Treatment for opioid use disorder in Minnesota is rarely available during incarceration or immediately after release, according to the research.
“I think … very soon this will not be so rare because I predicted that more counties and their administrations will sit down and start looking at the budget and thinking about how to implement,” Bauch said.
The team is currently applying for funding to understand how best to transition individuals with opioid use disorders back to treatment in the community.
Jeremy Kobany, a third-year pharmacy student and opioid disposal advocate for Boynton Health, said providing prescribed medications to recently released individuals with opioid use disorder could improve their outcomes.

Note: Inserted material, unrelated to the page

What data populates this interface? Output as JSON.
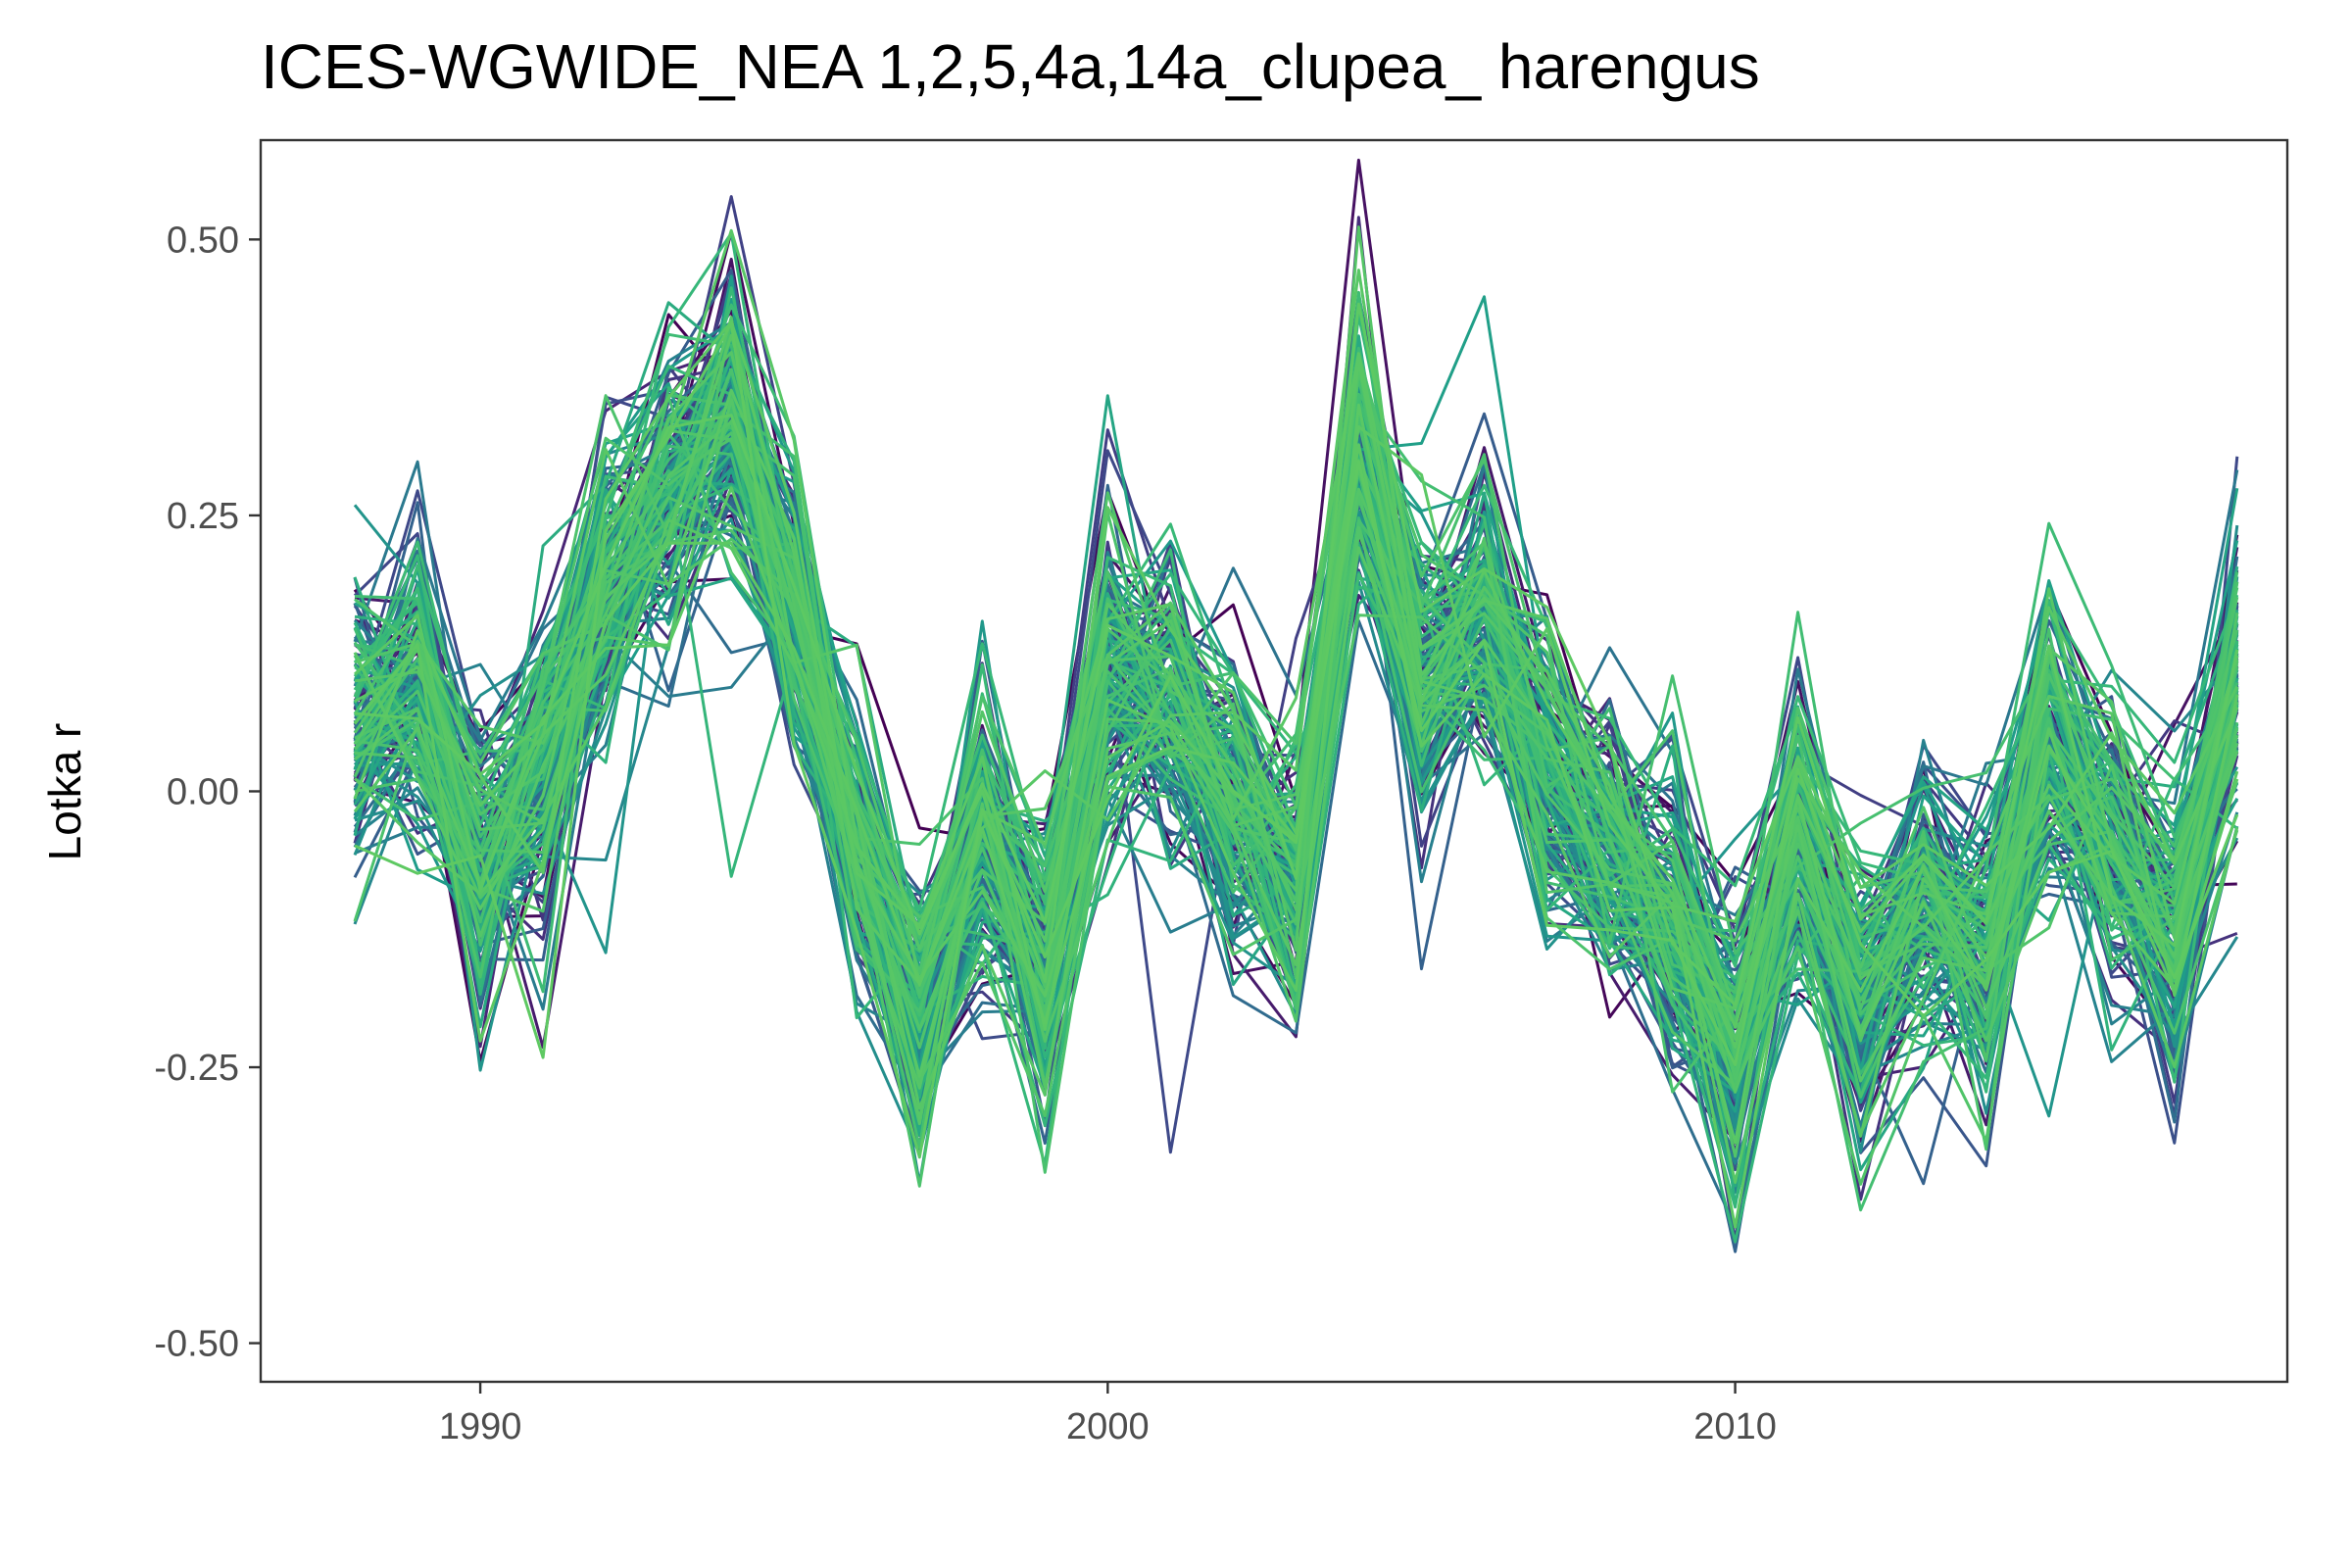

“Somebody is looking for opioids after they got released and they aren’t able to get help from a doctor … they turn to the streets, and that’s where things get extremely dangerous,” Kobany said. “Because those street drugs are not controlled, they don’t have the same kind of quantity, specifics or ingredient purity, … which is when it can be really dangerous.”
The rareness of treatment for opioid use disorder during incarceration and immediately after release is not only a problem for Minnesota, Bauch said.
“Minnesota has seen the uptick [in deaths] more recently. We are in, I think, what’s considered the normal response time to a new epidemic,” Bauch said. “I would say as a national trend, this is not implemented widely yet.”